By Bio-IT World Staff

February 2, 2021 | Intel and Google announced today that they have joined the National Institutes of Health (NIH) All of Us Research Program in its historic effort to improve population health by making biomedical data from underrepresented groups available to COVID-19 researchers nationwide via the Researcher Workbench. 

To date, the program has enrolled more than 366,000 participants and received more than 279,000 biosamples for genomic sequencing, as well as amassed data from more than 233,000 electronic health records (EHRs) and more than 1.34 million completed surveys.

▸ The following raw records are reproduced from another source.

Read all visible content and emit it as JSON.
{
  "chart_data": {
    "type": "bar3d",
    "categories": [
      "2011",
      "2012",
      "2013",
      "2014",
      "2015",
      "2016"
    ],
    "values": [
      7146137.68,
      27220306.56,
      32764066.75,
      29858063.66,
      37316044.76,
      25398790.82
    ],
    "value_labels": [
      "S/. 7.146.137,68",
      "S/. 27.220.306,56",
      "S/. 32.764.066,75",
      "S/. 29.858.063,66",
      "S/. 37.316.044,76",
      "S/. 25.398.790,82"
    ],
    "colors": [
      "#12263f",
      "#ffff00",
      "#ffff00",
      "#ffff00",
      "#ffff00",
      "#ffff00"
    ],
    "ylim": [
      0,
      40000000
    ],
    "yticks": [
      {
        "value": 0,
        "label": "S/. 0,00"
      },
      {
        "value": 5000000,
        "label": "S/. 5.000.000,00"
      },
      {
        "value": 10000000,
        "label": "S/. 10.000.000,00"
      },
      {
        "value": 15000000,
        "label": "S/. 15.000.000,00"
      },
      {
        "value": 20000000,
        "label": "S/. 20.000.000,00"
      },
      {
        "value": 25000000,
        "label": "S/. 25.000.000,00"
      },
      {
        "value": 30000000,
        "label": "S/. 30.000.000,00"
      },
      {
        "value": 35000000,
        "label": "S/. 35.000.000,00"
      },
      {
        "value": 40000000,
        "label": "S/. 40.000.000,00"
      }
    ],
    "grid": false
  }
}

To speed COVID-19 research, All of Us is prioritizing performing assays of serum collected between January 2020 and March 2020 to detect antibodies; collecting electronic health data from participants, including those who have tested or are presumed positive for COVID-19; and collecting data from recurring surveys about participants’ experiences during the pandemic.

The All of Us Research program’s Researcher Workbench data repository will help researchers access those data to learn more about the impact of individual differences in lifestyle, socioeconomic, environment and biologic characteristics in order to advance precision diagnosis, prevention and treatment. The Researcher Workbench is hosted on Google Cloud and powered by Intel Xeon Scalable processors.

As part by Intel’s Pandemic Response Technology Initiative, Intel is funding compute credits to support data curation and research projects to speed COVID-19 discovery and treatment.

“All of Us is dedicated to serving a diverse body of researchers who can come together to tackle our most pressing health challenges,” said Chris Lunt, the chief technology officer of the NIH All of Us Research Program. “We appreciate Intel’s contribution of research credits and Google Cloud’s computing power to enable novel analysis of our dataset to drive greater understanding of COVID-19.”

“We are excited to join Google and All of Us in offering compute for analyzing the most diverse health database in the world,” said Prashant Shah, global head of artificial intelligence for Health and Life Sciences at Intel. “The collection and availability of this data is essential to speed scientific research and discovery to not only fight COVID-19, but to also address health disparities in medical research for years to come.”